Les autorités américaines ont discrètement intégré des dispositifs de géolocalisation dans certaines expéditions ciblées de puces avancées jugées à risque de détournement vers la Chine, selon les informations obtenues par Reuters.

Ces traceurs, placés dans des livraisons sous enquête, visent à détecter d’éventuelles violations des restrictions d’exportation vers des destinations interdites. L’initiative illustre l’intensification des moyens mis en œuvre par Washington pour faire respecter ses contrôles, alors même que l’administration Trump avait tenté d’en assouplir certains.
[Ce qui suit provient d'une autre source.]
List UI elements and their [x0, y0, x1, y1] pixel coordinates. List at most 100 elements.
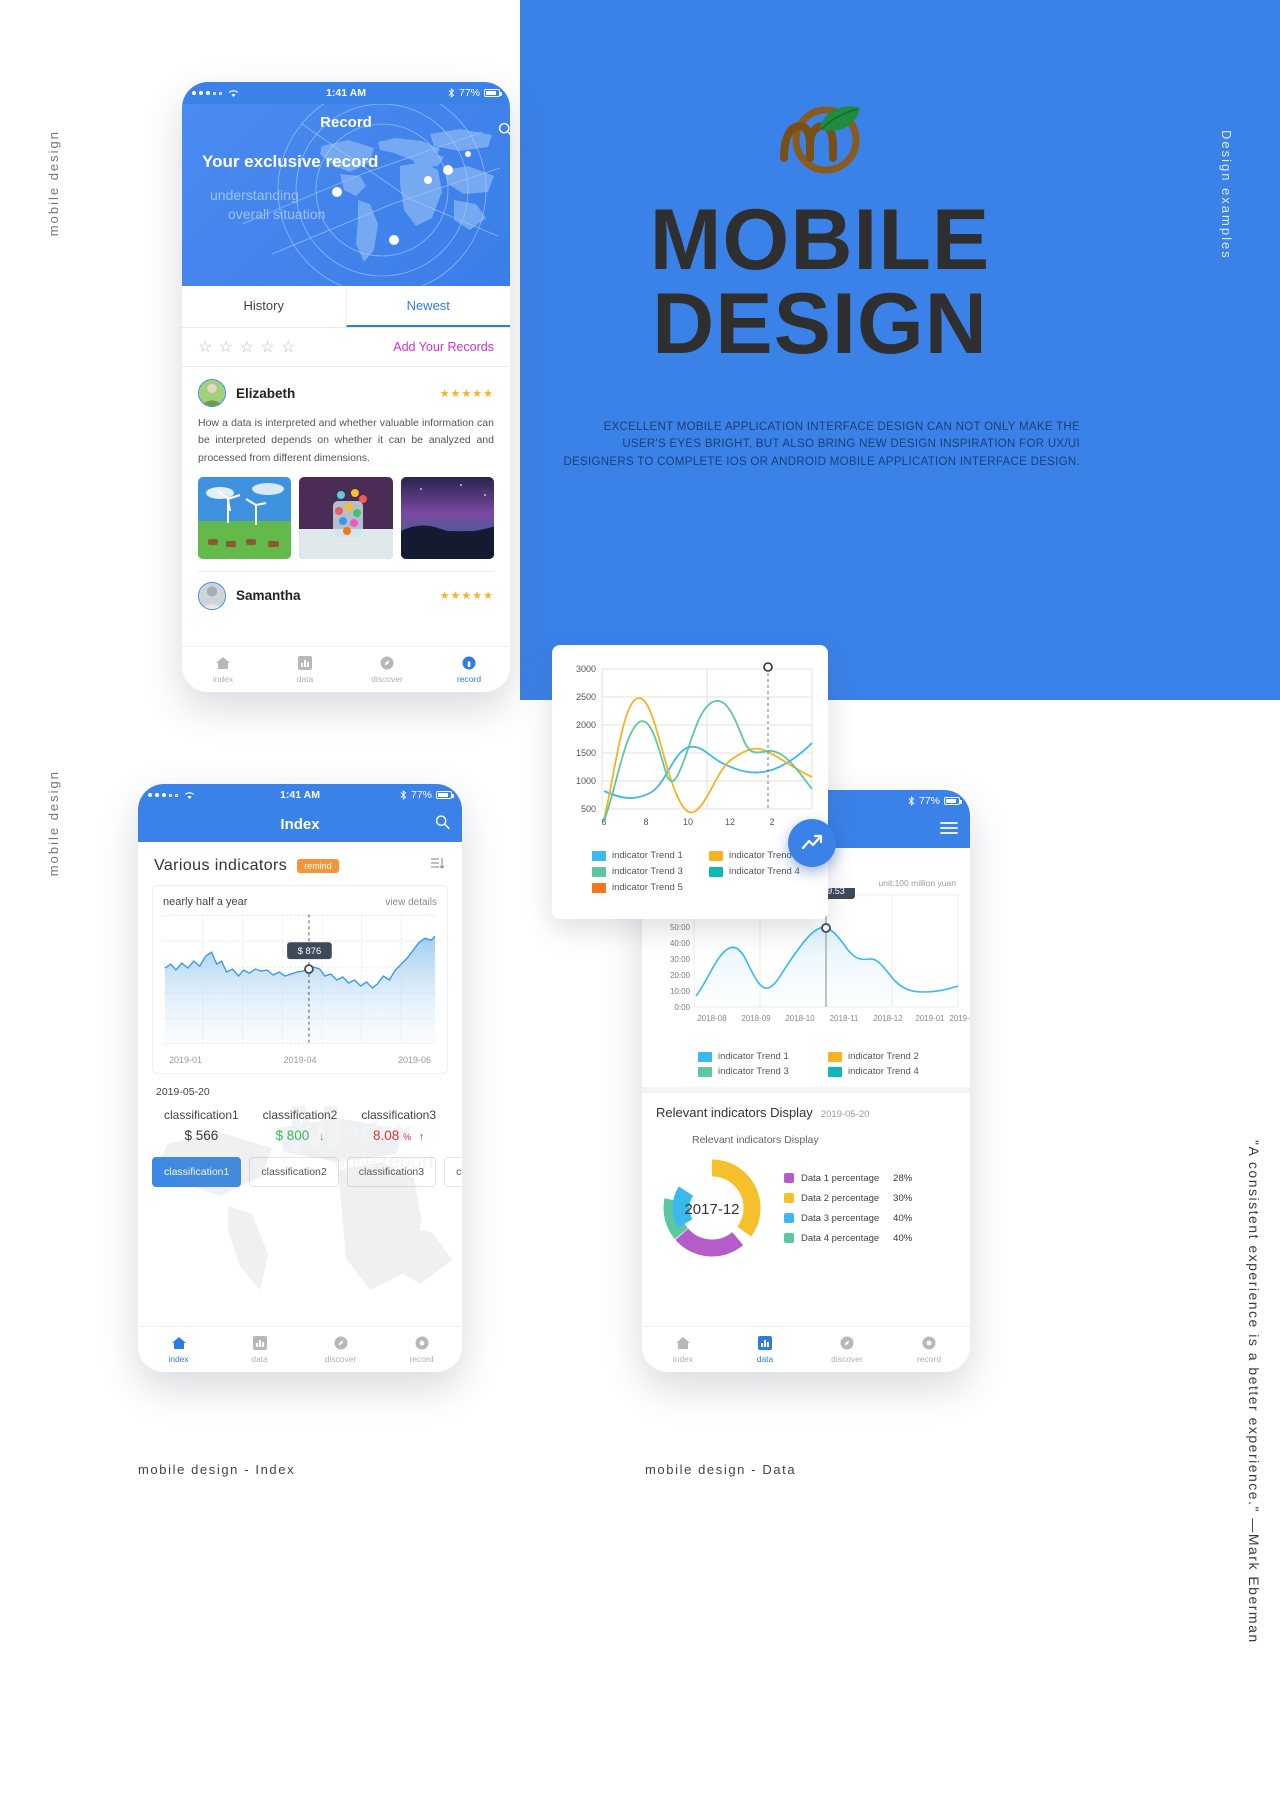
legend-item-3[interactable]: indicator Trend 3 — [592, 866, 701, 877]
legend-swatch — [784, 1193, 794, 1203]
legend-label: indicator Trend 4 — [848, 1066, 919, 1077]
chip-classification1[interactable]: classification1 — [152, 1157, 242, 1187]
floating-chart-card: 3000 2500 2000 1500 1000 500 6 8 10 12 2 indicat… — [552, 645, 836, 919]
chart-icon — [264, 655, 346, 672]
status-right: 77% — [400, 789, 454, 801]
index-date: 2019-05-20 — [156, 1086, 210, 1098]
empty-stars[interactable]: ☆ ☆ ☆ ☆ ☆ — [198, 337, 297, 357]
svg-text:12: 12 — [725, 817, 735, 827]
x-tick: 2019-06 — [397, 1055, 431, 1065]
svg-text:6: 6 — [601, 817, 606, 827]
hero-subtitle-line2: overall situation — [228, 205, 326, 222]
hero-description: EXCELLENT MOBILE APPLICATION INTERFACE D… — [563, 420, 1080, 469]
thumbnail-purple-sunset[interactable] — [400, 476, 494, 559]
trending-up-icon[interactable] — [788, 819, 836, 867]
relevant-date: 2019-05-20 — [820, 1109, 870, 1120]
legend-item-2[interactable]: indicator Trend 2 — [828, 1051, 948, 1062]
legend-swatch — [709, 850, 723, 861]
tabbar-item-index[interactable]: index — [138, 1336, 219, 1364]
tabbar-item-discover[interactable]: discover — [300, 1336, 381, 1364]
caption-data: mobile design - Data — [645, 1462, 797, 1477]
section-header: Various indicators remind — [138, 842, 462, 885]
hamburger-menu-icon[interactable] — [940, 821, 958, 839]
legend-label: indicator Trend 3 — [718, 1066, 789, 1077]
svg-text:10:00: 10:00 — [670, 987, 691, 996]
tabbar-item-discover[interactable]: discover — [806, 1336, 888, 1364]
relevant-indicators-donut: 2017-12 — [663, 1159, 761, 1257]
status-right: 77% — [448, 87, 502, 99]
legend-swatch — [698, 1051, 712, 1062]
tabbar-label: index — [168, 1353, 189, 1364]
donut-legend-item-4[interactable]: Data 4 percentage 40% — [784, 1233, 912, 1244]
tabbar-item-index[interactable]: index — [182, 656, 264, 684]
review-header: Samantha ★★★★★ — [198, 581, 494, 610]
bluetooth-icon — [400, 790, 407, 800]
filter-icon[interactable] — [430, 856, 446, 875]
tabbar-item-data[interactable]: data — [219, 1335, 300, 1364]
headline-block: MOBILE DESIGN EXCELLENT MOBILE APPLICATI… — [560, 100, 1080, 472]
legend-item-1[interactable]: indicator Trend 1 — [698, 1051, 818, 1062]
legend-item-1[interactable]: indicator Trend 1 — [592, 850, 701, 861]
chip-classification2[interactable]: classification2 — [249, 1157, 339, 1187]
tabbar-label: discover — [371, 673, 403, 684]
classification-header: classification2 — [262, 1108, 338, 1122]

Traceurs de la taille d’un smartphone

La géolocalisation est une technique connue des autorités américaines, utilisée depuis des décennies pour suivre des produits sensibles. Selon plusieurs sources, elle a été déployée récemment pour surveiller des expéditions de serveurs embarquant des puces Nvidia et AMD, notamment ceux de Dell et Super Micro Computer. Les traceurs, parfois de la taille d’un smartphone, seraient cachés dans les emballages, voire à l’intérieur même des serveurs. Des vidéos montreraient des revendeurs chinois en train de les retirer. Dans un cas en 2024, une livraison Dell contenait à la fois de gros traceurs visibles et d’autres plus discrets.

Psychose de la backdoor

Les autorités impliquées incluent le Bureau de l’industrie et de la sécurité (BIS), le FBI et Homeland Security Investigations (HSI), qui n’ont pas souhaité commenter. Super Micro s’est refusé à toute déclaration sur les pratiques de traçage, tandis que Dell dit ignorer toute implication du gouvernement. Nvidia a décliné toute réponse ; AMD n’a pas réagi. La Chine, qui dénonce une volonté de freiner son développement technologique, s’oppose fermement à ces dispositifs. En juillet, son régulateur a convoqué Nvidia, redoutant des « portes d’entrée » (backdoor, soit un accès caché à un système informatique permettant d’y entrer sans autorisation), ce que le fabricant dément. Il y a quelques années, les Etats-Unis et certains autres pays occidentaux avaient banni les équipements réseau Huawei pour les mêmes craintes.

Des chemins détournés

Le traçage s’inscrit dans une stratégie plus large : depuis 2022, les Etats-Unis ont renforcé les restrictions sur l’exportation de puces vers la Chine et la Russie. Reuters a révélé en début d’année que des filières de contournement existaient via Singapour, le Vietnam ou les Emirats arabes unis. Les autorités américaines peuvent installer ces traceurs avec un mandat judiciaire ou un simple feu vert administratif, parfois avec l’accord de l’entreprise expéditrice. Mais dans certains cas, ces dispositifs sont placés à l’insu de tous. Selon un affidavit (déclaration sous serment) déposé récemment, des revendeurs chinois, parfaitement conscients de contourner le système, vérifient systématiquement les expéditions détournées pour s’assurer de l’absence de traceurs. L’histoire ne dit pas ce qu’il advient des mouchards qui ont été découverts.